Be Proactive, Consistent, and Aware
With the onset of changes to our political front, we know opportunities and challenges are in our forefront. Most leaders have prepared by garnering as much information as possible to determine how the results were going to impact their businesses. As such, the following is intended to serve as a guide.
This process may not be new to you, but when we consider the simplicity of the standard model, it may help alleviate some pressure, thereby offsetting some of the concern some organizational leaders are facing.
Maintaining some formality in the process will behoove you since we are dealing with matters critically important to our business.

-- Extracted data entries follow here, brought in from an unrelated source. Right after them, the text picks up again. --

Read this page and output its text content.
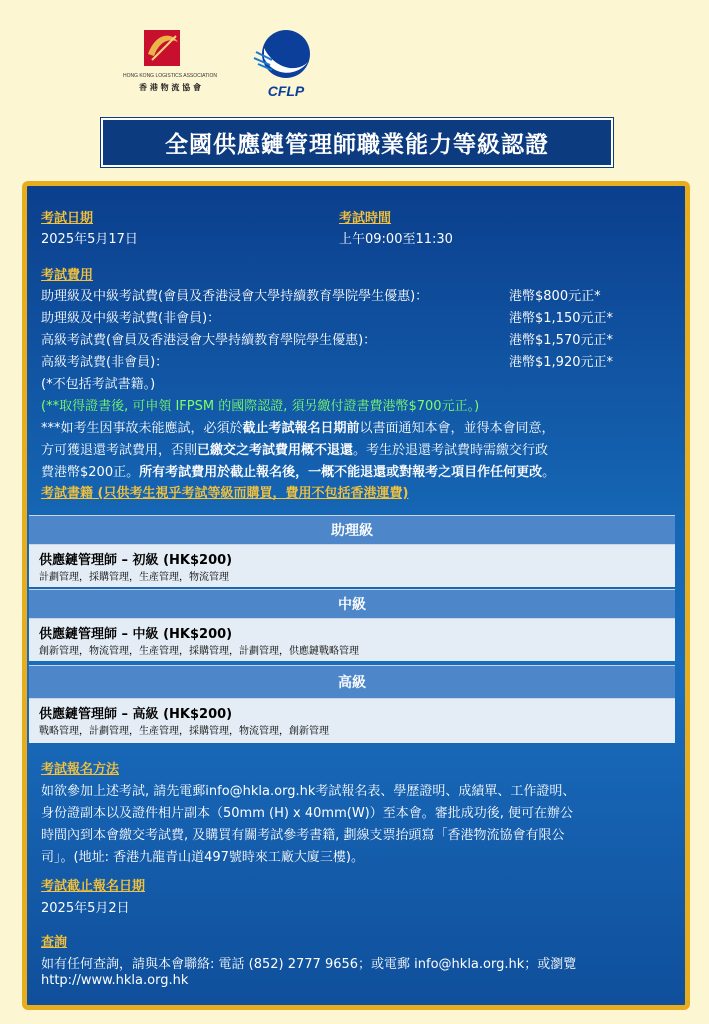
HONG KONG LOGISTICS ASSOCIATION
香 港 物 流 協 會	CFLP
全國供應鏈管理師職業能力等級認證
考試日期
2025年5月17日
考試時間
上午09:00至11:30
考試費用
助理級及中級考試費(會員及香港浸會大學持續教育學院學生優惠)：	港幣$800元正*
助理級及中級考試費(非會員)：	港幣$1,150元正*
高級考試費(會員及香港浸會大學持續教育學院學生優惠)：	港幣$1,570元正*
高級考試費(非會員)：	港幣$1,920元正*
(*不包括考試書籍。)
(**取得證書後, 可申領 IFPSM 的國際認證, 須另繳付證書費港幣$700元正。)
***如考生因事故未能應試，必須於截止考試報名日期前以書面通知本會，並得本會同意，
方可獲退還考試費用，否則已繳交之考試費用概不退還。考生於退還考試費時需繳交行政
費港幣$200正。所有考試費用於截止報名後，一概不能退還或對報考之項目作任何更改。
考試書籍 (只供考生視乎考試等級而購買，費用不包括香港運費)
助理級
供應鏈管理師 – 初級 (HK$200)
計劃管理，採購管理，生產管理，物流管理
中級
供應鏈管理師 – 中級 (HK$200)
創新管理，物流管理，生產管理，採購管理，計劃管理，供應鏈戰略管理
高級
供應鏈管理師 – 高級 (HK$200)
戰略管理，計劃管理，生產管理，採購管理，物流管理，創新管理
考試報名方法
如欲參加上述考試, 請先電郵info@hkla.org.hk考試報名表、學歷證明、成績單、工作證明、
身份證副本以及證件相片副本（50mm (H) x 40mm(W)）至本會。審批成功後, 便可在辦公
時間內到本會繳交考試費, 及購買有關考試參考書籍, 劃線支票抬頭寫「香港物流協會有限公
司」。(地址: 香港九龍青山道497號時來工廠大廈三樓)。
考試截止報名日期
2025年5月2日
查詢
如有任何查詢，請與本會聯絡: 電話 (852) 2777 9656；或電郵 info@hkla.org.hk；或瀏覽
http://www.hkla.org.hk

- Frame the problem: no need to reinvent the wheel at this stage. Take advantage and build upon existing data. Keep an eye open for symptoms. Sometimes what we think is a problem is actually a symptom of a deeper rooted problem
- Gather data: Facts and data help to bridge the gap between what we know and what we need to know. Re-read and review annual reports, best practices, internal reports to help identify key opportunities for investigation. Research competitors – even those from another industry. We can learn a lot from external analysis
Hint: generating credible data, sources, and facts will result in heightened credibility when implementing a new change effort, addressing issues, or embarking on opportunities
- Design the analysis: drill down the key drivers involved in the situation. Get analytical priorities straight. Triangulate very challenging issues (this is an effective tool for narrowing analytical priorities). Avoid striving for absolute precision at this point. Remember that too many details at this stage could derail thought process and may be irrelevant at this point. Avoid over-analyzing. Don’t ignore intuition. Gut feelings are scientifically proven tool that far too many people ‘brush off’
- Interpret the results: consider the importance of Pareto’s Principle here. The 80/20 rule applies to a whole lot. Consider it a reality. It’s always data driven. Write it down. Chart it out
Hint: most of the time we cannot fully absorb or resolve a complex problem in one sitting. Not everything is black and white. It is a filtering process. Take advantage of the knowledge and skill of your team.
This won’t solve major change efforts, problems, or opportunities, but it is the first step to helping achieve some clarity – especially with the chaos we see in many communities throughout our nation, of late. That chaos will impact many businesses. Be prepared by being proactive.